Comme chaque année, la parution du guide Michelin 2018 a apporté son lot de joies, de pleurs, de grincements de dents, d’injustices ou incompréhensions. Même si ses ventes ne sont plus ce qu’elles étaient, le Michelin continue invariablement à fasciner nos cuisiniers qui, quoi qu’ils en disent, rêvent tous de ces macarons qui viendront consacrer leur talent et surtout leur travail. Les trois étoiles tant réclamées et redonnées à Marc Veyrat dans sa « Maison des Bois » à Manigod récompensent l’artiste savoyard qui était rattrapé par ses élèves que sont Emmanuel Renaut à Megève ou Edouard Loubet à Bonnieux. Nous serons plus admiratifs pour la distinction suprême enfin obtenue par Christophe Bacquié à l’Hôtel du Castellet. Soutenu par son épouse Alexandra, il a su évoluer et épurer sa cuisine dans un cadre entièrement rénové il y a deux ans. Etoilé en 2002, MOF en 2004, formé notamment auprès de Stéphane Raimbault à L’Oasis à La Napoule, il avait conquis deux macarons à La Villa à Calvi avant de les retrouver dans le Var. Un département qui compte désormais deux trois étoiles avec Arnaud Donckele (La Vague d’Or à Saint-Tropez).
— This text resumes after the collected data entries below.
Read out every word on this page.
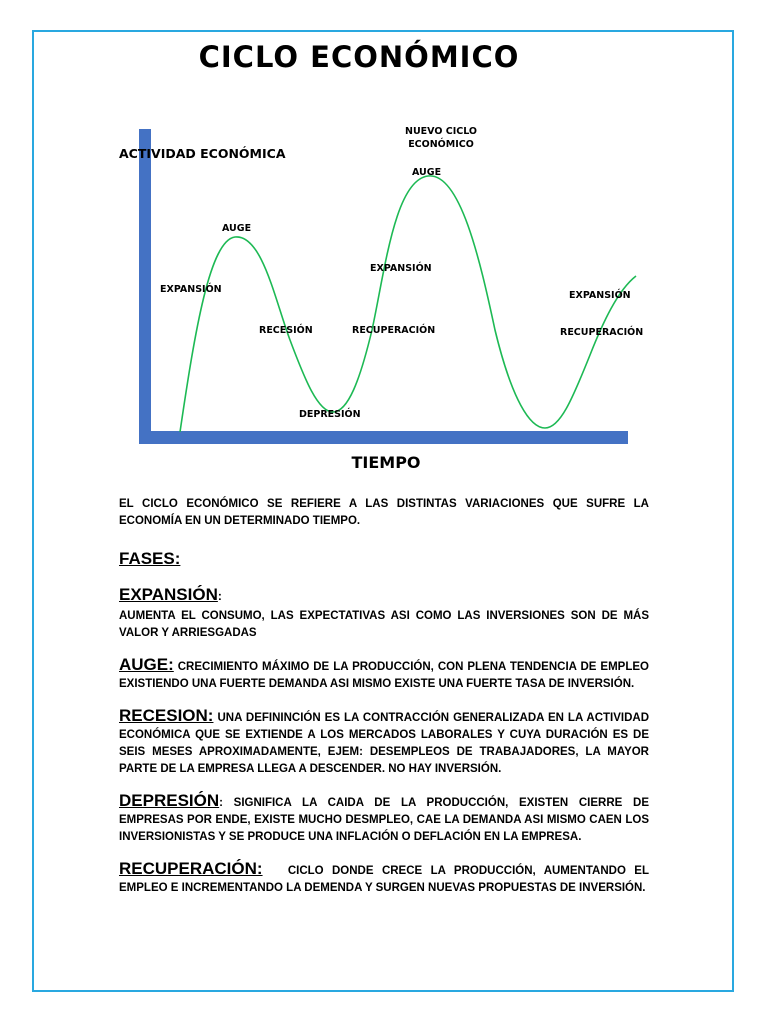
CICLO ECONÓMICO
ACTIVIDAD ECONÓMICA
NUEVO CICLO
ECONÓMICO
AUGE
AUGE
EXPANSIÓN
EXPANSIÓN
EXPANSIÓN
RECESIÓN
DEPRESIÓN
RECUPERACIÓN	RECUPERACIÓN
TIEMPO

EL CICLO ECONÓMICO SE REFIERE A LAS DISTINTAS VARIACIONES QUE SUFRE LA ECONOMÍA EN UN DETERMINADO TIEMPO.

FASES:

EXPANSIÓN:
AUMENTA EL CONSUMO, LAS EXPECTATIVAS ASI COMO LAS INVERSIONES SON DE MÁS VALOR Y ARRIESGADAS

AUGE: CRECIMIENTO MÁXIMO DE LA PRODUCCIÓN, CON PLENA TENDENCIA DE EMPLEO EXISTIENDO UNA FUERTE DEMANDA ASI MISMO EXISTE UNA FUERTE TASA DE INVERSIÓN.

RECESION: UNA DEFININCIÓN ES LA CONTRACCIÓN GENERALIZADA EN LA ACTIVIDAD ECONÓMICA QUE SE EXTIENDE A LOS MERCADOS LABORALES Y CUYA DURACIÓN ES DE SEIS MESES APROXIMADAMENTE, EJEM: DESEMPLEOS DE TRABAJADORES, LA MAYOR PARTE DE LA EMPRESA LLEGA A DESCENDER. NO HAY INVERSIÓN.

DEPRESIÓN: SIGNIFICA LA CAIDA DE LA PRODUCCIÓN, EXISTEN CIERRE DE EMPRESAS POR ENDE, EXISTE MUCHO DESMPLEO, CAE LA DEMANDA ASI MISMO CAEN LOS INVERSIONISTAS Y SE PRODUCE UNA INFLACIÓN O DEFLACIÓN EN LA EMPRESA.

RECUPERACIÓN: CICLO DONDE CRECE LA PRODUCCIÓN, AUMENTANDO EL EMPLEO E INCREMENTANDO LA DEMENDA Y SURGEN NUEVAS PROPUESTAS DE INVERSIÓN.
Au rayon deux étoiles, Michelin a pour une fois démontré qu’il ne jugeait que l’assiette en distinguant Flaveur et sa salle à manger de poche à Nice. Les frères Mickael et Gaël Tourteaux y déclinent une cuisine d’auteurs et chercheuse en émotions que nous avons sans cesse défendue dans ces colonnes. Bravo les frérots ! Même niveau retrouvé trois ans après pour Bruno Cirino et son Hostellerie Jérôme à La Turbie. Avec son épouse Marion, il défend pied à pied une « cuisine du produit » sans esbrouffe mais qui va à l’essentiel. Comme Christophe Martin à Valbonne (Lou Cigalon), déjà étoilé à La Bastide de Moustiers, qui obtient son premier macaron « en solo » après des années passées dans le giron d’Alain Ducasse. Parmi les déceptions, on notera la perte d’étoile de Christophe Billau à Quintessence, que le guide n’a pas suivi dans son déménagement de Roure au col de la Couilllole à Roubion. Et aussi celle du discret « Au fil du temps » à Magagnosc. Toujours pas de deuxième macaron pour Sébastien Sanjou au Relais des Moines aux Arcs qui le vaut depuis quelques années, ni de premier pour Denis Fétisson à La Place de Mougins dont la cuisine enchante chaque saison ou Jérémy Czaplicki à Bandol. Par contre, trois établissements dont les chefs sont partis en début d’année (Park 45 à Cannes, Chantecler à Nice, Mas Candille à Mougins) gardent leur macaron. Tant mieux pour eux.